Table of contents
What notice period is applicable to you?
The period of notice refers to the period of time between the moment when the employee receives the notice and the moment when the employment relationship is terminated. This period of notice is very important, as it can have a major influence on the effectiveness of the notice of termination as well as other matters relevant to the notice of termination, such as the entitlement to unemployment benefits. undefined
A longer period usually applies for employers than for employees. The reason for this is that the employee is considered more worthy of protection vis-à-vis the employer. Decisive for the employer's statutory period of notice is the employee's seniority.
Notice periods for employers
- If the period of employment is less than 2 years, the same periods of notice apply as for the employee (i.e. the employee may normally give notice of termination within 4 weeks of the 15th or end of a calendar month).
- If the employee has been employed for more than 2 years, the period of notice is still 1 month. The difference to the previous notice period is that notice of termination can only be given at the end of a calendar month and not on the 15th.

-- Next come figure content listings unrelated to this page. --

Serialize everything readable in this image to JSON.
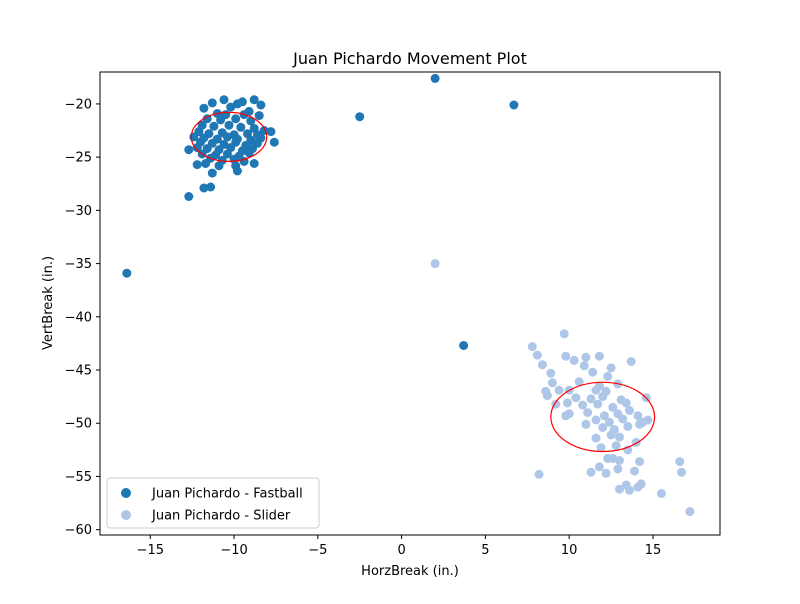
{
  "chart_data": {
    "type": "scatter",
    "title": "Juan Pichardo Movement Plot",
    "xlabel": "HorzBreak (in.)",
    "ylabel": "VertBreak (in.)",
    "xlim": [
      -18,
      19
    ],
    "ylim": [
      -60.5,
      -17
    ],
    "xticks": [
      -15,
      -10,
      -5,
      0,
      5,
      10,
      15
    ],
    "xtick_labels": [
      "−15",
      "−10",
      "−5",
      "0",
      "5",
      "10",
      "15"
    ],
    "yticks": [
      -20,
      -25,
      -30,
      -35,
      -40,
      -45,
      -50,
      -55,
      -60
    ],
    "ytick_labels": [
      "−20",
      "−25",
      "−30",
      "−35",
      "−40",
      "−45",
      "−50",
      "−55",
      "−60"
    ],
    "grid": false,
    "legend_position": "lower-left",
    "series": [
      {
        "name": "Juan Pichardo - Fastball",
        "color": "#1f77b4",
        "points": [
          [
            -10.6,
            -19.6
          ],
          [
            -11.3,
            -19.9
          ],
          [
            -9.8,
            -20.0
          ],
          [
            -8.8,
            -19.6
          ],
          [
            -8.4,
            -20.1
          ],
          [
            -9.5,
            -19.8
          ],
          [
            -11.8,
            -20.4
          ],
          [
            -10.2,
            -20.3
          ],
          [
            -9.1,
            -20.7
          ],
          [
            -11.0,
            -20.9
          ],
          [
            -10.5,
            -21.0
          ],
          [
            -9.4,
            -21.0
          ],
          [
            -8.5,
            -21.1
          ],
          [
            -11.6,
            -21.4
          ],
          [
            -10.8,
            -21.5
          ],
          [
            -9.9,
            -21.4
          ],
          [
            -9.0,
            -21.6
          ],
          [
            -11.9,
            -22.0
          ],
          [
            -11.2,
            -22.1
          ],
          [
            -10.3,
            -22.0
          ],
          [
            -9.6,
            -22.2
          ],
          [
            -8.8,
            -22.3
          ],
          [
            -8.2,
            -22.5
          ],
          [
            -7.8,
            -22.6
          ],
          [
            -12.1,
            -22.6
          ],
          [
            -11.5,
            -22.8
          ],
          [
            -10.7,
            -22.7
          ],
          [
            -10.0,
            -22.9
          ],
          [
            -9.2,
            -22.8
          ],
          [
            -8.6,
            -22.9
          ],
          [
            -12.4,
            -23.1
          ],
          [
            -11.8,
            -23.2
          ],
          [
            -11.0,
            -23.3
          ],
          [
            -10.4,
            -23.1
          ],
          [
            -9.8,
            -23.3
          ],
          [
            -9.0,
            -23.4
          ],
          [
            -8.4,
            -23.2
          ],
          [
            -12.0,
            -23.6
          ],
          [
            -11.3,
            -23.7
          ],
          [
            -10.6,
            -23.8
          ],
          [
            -9.9,
            -23.6
          ],
          [
            -9.3,
            -23.9
          ],
          [
            -8.6,
            -23.7
          ],
          [
            -7.6,
            -23.6
          ],
          [
            -12.2,
            -24.1
          ],
          [
            -11.6,
            -24.2
          ],
          [
            -10.9,
            -24.3
          ],
          [
            -10.2,
            -24.1
          ],
          [
            -9.5,
            -24.4
          ],
          [
            -8.9,
            -24.2
          ],
          [
            -12.7,
            -24.3
          ],
          [
            -11.9,
            -24.7
          ],
          [
            -11.1,
            -24.8
          ],
          [
            -10.4,
            -24.7
          ],
          [
            -9.7,
            -24.9
          ],
          [
            -9.1,
            -24.6
          ],
          [
            -11.4,
            -25.1
          ],
          [
            -10.7,
            -25.3
          ],
          [
            -10.0,
            -25.2
          ],
          [
            -9.4,
            -25.4
          ],
          [
            -12.2,
            -25.7
          ],
          [
            -11.7,
            -25.6
          ],
          [
            -10.9,
            -25.8
          ],
          [
            -9.9,
            -25.8
          ],
          [
            -8.8,
            -25.6
          ],
          [
            -9.8,
            -26.3
          ],
          [
            -11.3,
            -26.5
          ],
          [
            -11.8,
            -27.9
          ],
          [
            -11.4,
            -27.8
          ],
          [
            -12.7,
            -28.7
          ],
          [
            -16.4,
            -35.9
          ],
          [
            2.0,
            -17.6
          ],
          [
            6.7,
            -20.1
          ],
          [
            -2.5,
            -21.2
          ],
          [
            3.7,
            -42.7
          ]
        ]
      },
      {
        "name": "Juan Pichardo - Slider",
        "color": "#aec7e8",
        "points": [
          [
            2.0,
            -35.0
          ],
          [
            9.7,
            -41.6
          ],
          [
            7.8,
            -42.8
          ],
          [
            8.1,
            -43.6
          ],
          [
            9.8,
            -43.7
          ],
          [
            10.3,
            -44.1
          ],
          [
            11.0,
            -43.8
          ],
          [
            11.8,
            -43.7
          ],
          [
            13.7,
            -44.2
          ],
          [
            8.4,
            -44.5
          ],
          [
            10.9,
            -44.6
          ],
          [
            12.5,
            -44.8
          ],
          [
            8.9,
            -45.3
          ],
          [
            11.4,
            -45.2
          ],
          [
            12.3,
            -45.6
          ],
          [
            9.0,
            -46.2
          ],
          [
            10.6,
            -46.1
          ],
          [
            11.8,
            -46.5
          ],
          [
            12.9,
            -46.3
          ],
          [
            8.6,
            -47.0
          ],
          [
            9.4,
            -46.9
          ],
          [
            10.0,
            -46.9
          ],
          [
            11.6,
            -46.9
          ],
          [
            12.2,
            -47.0
          ],
          [
            8.7,
            -47.4
          ],
          [
            10.4,
            -47.6
          ],
          [
            11.3,
            -47.7
          ],
          [
            12.0,
            -47.5
          ],
          [
            13.1,
            -47.8
          ],
          [
            14.6,
            -47.6
          ],
          [
            9.2,
            -48.2
          ],
          [
            9.9,
            -48.1
          ],
          [
            10.8,
            -48.3
          ],
          [
            11.7,
            -48.2
          ],
          [
            12.6,
            -48.5
          ],
          [
            13.4,
            -48.1
          ],
          [
            10.0,
            -49.1
          ],
          [
            11.1,
            -49.0
          ],
          [
            12.1,
            -49.3
          ],
          [
            12.9,
            -49.1
          ],
          [
            13.6,
            -48.8
          ],
          [
            14.1,
            -49.3
          ],
          [
            9.8,
            -49.3
          ],
          [
            11.6,
            -49.7
          ],
          [
            12.4,
            -49.9
          ],
          [
            13.2,
            -49.6
          ],
          [
            14.4,
            -49.9
          ],
          [
            14.7,
            -49.7
          ],
          [
            11.0,
            -50.1
          ],
          [
            12.0,
            -50.4
          ],
          [
            12.7,
            -50.6
          ],
          [
            13.5,
            -50.3
          ],
          [
            14.2,
            -50.1
          ],
          [
            12.5,
            -51.1
          ],
          [
            11.6,
            -51.4
          ],
          [
            13.0,
            -51.3
          ],
          [
            14.0,
            -51.8
          ],
          [
            11.9,
            -52.3
          ],
          [
            12.8,
            -52.1
          ],
          [
            13.5,
            -52.5
          ],
          [
            12.3,
            -53.3
          ],
          [
            13.0,
            -53.5
          ],
          [
            12.6,
            -53.3
          ],
          [
            14.2,
            -53.6
          ],
          [
            11.8,
            -54.1
          ],
          [
            11.3,
            -54.6
          ],
          [
            12.2,
            -54.7
          ],
          [
            12.9,
            -54.3
          ],
          [
            13.9,
            -54.5
          ],
          [
            16.6,
            -53.6
          ],
          [
            16.7,
            -54.6
          ],
          [
            8.2,
            -54.8
          ],
          [
            13.4,
            -55.8
          ],
          [
            14.3,
            -55.7
          ],
          [
            14.1,
            -56.0
          ],
          [
            13.0,
            -56.2
          ],
          [
            13.6,
            -56.3
          ],
          [
            15.5,
            -56.6
          ],
          [
            17.2,
            -58.3
          ]
        ]
      }
    ],
    "ellipses": [
      {
        "series": "Juan Pichardo - Fastball",
        "center": [
          -10.3,
          -23.1
        ],
        "width": 4.5,
        "height": 4.6,
        "color": "#ff0000"
      },
      {
        "series": "Juan Pichardo - Slider",
        "center": [
          12.0,
          -49.4
        ],
        "width": 6.2,
        "height": 6.5,
        "color": "#ff0000"
      }
    ]
  }
}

- From 5 years on, a notice period of 2 months applies,
- From 8 years on, a notice period of 3 months applies,
- From 10 years on, a period of notice of 4 months applies,
- From 12 years on, a period of notice of 5 months applies,
- From 15 years on, a period of notice of 6 months applies,
- From 20 years on, a period of notice of 7 months applies.
Deviating notice periods
However, in addition to the notice periods mentioned above, there are some exceptions that should be taken into account:
During the probationary period (which may last a maximum of 6 months), a notice period of 2 weeks applies.
Trainees may be dismissed at any time during the probationary period without notice in accordance with § 22 BBiG.
The termination can be terminated extraordinarily without notice in case of particularly serious reasons, for which the employer cannot reasonably be expected to maintain the employment for longer (e.g. if the employee has committed theft).
Notice periods determined in a valid collective agreement take precedence over statutory notice periods. Shorter periods of notice may therefore apply under certain circumstances.
A period of notice contractually agreed outside the collective agreement is permissible, as long as it is not less than the statutory period of notice. In this case, the more favourable period always applies to the employee.
For severely disabled employees, the period of notice may not be less than 4 weeks (§ 86 SGB IX).
What formal requirements must be met?
1. Termination in writing
Notice of termination must be given in writing (§ 126 BGB in conjunction with § 623 BGB). It is interesting to note that the electronic form was explicitly excluded for the termination of the employment relationship (§ 623 BGB). Only the handwritten signature therefore satisfies the written form requirement. Notice of termination by oral debate, fax, e-mail or even SMS are therefore inadmissible and invalid (§ 125 BGB).
2. Signature by an authorised person
In addition, the notice of termination must be signed by the person who issues it. The letter must therefore always be signed by the employer or a person authorised to represent the company (e.g. the HR manager). If the person signing the letter is not authorised, the dismissal can be rejected. If the written form is not met, the notice of termination is invalid and has no effect. The employment relationship continues to exist in these cases.
What information must be included?
A termination must be clearly and unambiguously formulated. However, the word "termination" need not be included.
2. Termination date
The date on which the employment relationship is to be terminated must also be clearly stated. For this purpose, it is usually sufficient to simply state the date of termination. However, a reference to the relevant statutory provisions is also sufficient if the end of the employment relationship can be determined so easily (in BAG file no. 6 AZR805/11 "at the next possible point in time").
3. Reason for termination
The indication of reasons for the termination is generally not required for the effectiveness the notice. However, the recipient has a right to know the reason for termination (§ 1 para. 3 sentence 1 Hs. 2 KSchG for ordinary termination or § 636 para. 2 sentence 3 BGB for extraordinary termination). If the reasons are not communicated, the employee has the right to be placed in the position he would have been in if he had been orderly notified. However, it can also be agreed in the employment contract that the reason for dismissal must be communicated. In addition, when a pregnant woman is dismissed, there is also an obligation to notify the reason for termination (Section 9 para. 3 sentence 2 MuSchG). This obligation also exists in the case of a dismissal during the probationary period (§ 22.2 BBiG).
» Employees can only be lawfully terminated on certain grounds. Find out more about justified reasons for termination in our article on grounds for termination.
How can you defend yourself against terminations?
Employers often do not comply with all requirements for lawful terminations. If you believe your termination is unlawful, you can challenge it to either receive severance pay or continue employment. To challenge your dismissal, you must file an action for protection against dismissal with the labour court within 3 weeks of receiving the notice. If you fail to do so, even a dismissal that is not justified will take effect.